Game show in which questions are graded on how difficult the British public found them

In Beat the Nation, contestants answer general knowledge questions that are worth different amounts of points depending on how hard the nation as a whole found that question.

The questions are graded on the basis of a YouGov survey of over 1000 people around the country. Each question is worth the percentage of the nation that could not get the answer right. So, a question that 43% of the nation did not know, would give the player 43 points if he or she got the answer correct.

The player with the lowest score is eliminated at the end of each round. The last player remaining goes through to the episode final to see if they can win the cash prize. If they lose, they can come back in the next programme.

Although the show is a simple general knowledge programme, each round differs slightly. One round features a well-known personality on videotape, and the contestants try to guess if they will get a question right to double their points.

Before the commercial break in the middle of the programme, the viewer is asked a 1% question. This is a question that only one per cent of the population got right.

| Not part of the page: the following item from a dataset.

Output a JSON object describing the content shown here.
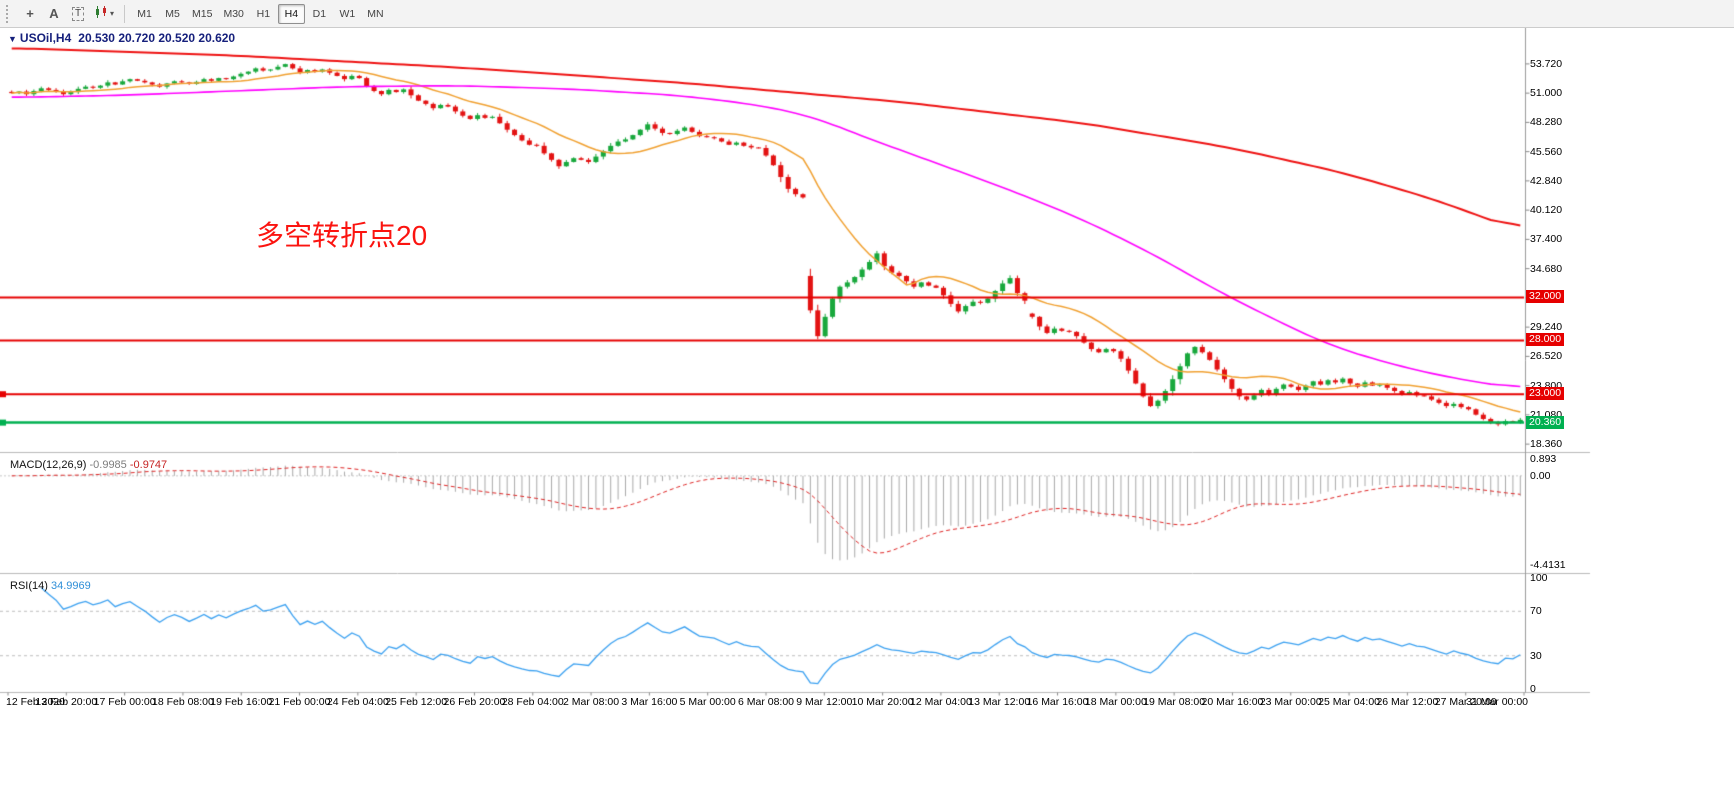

The question is answered after the break.

Intrestingly, the programme makes a regular joke about how large numbers of people get seemingly obvious questions wrong, and each episode ends with a statistic about many people could not answer a question about who composed Handel's Water Music, for example.

Beat the Nation was presented by Graeme Garden and Tim Brooke-Taylor. It was broadcast early 2004, as a replacement for Fifteen to One, which had been axed a few months before. Only one series was ever broadcast, and the time slot no longer contains game shows. It was made by Endemol for Channel 4.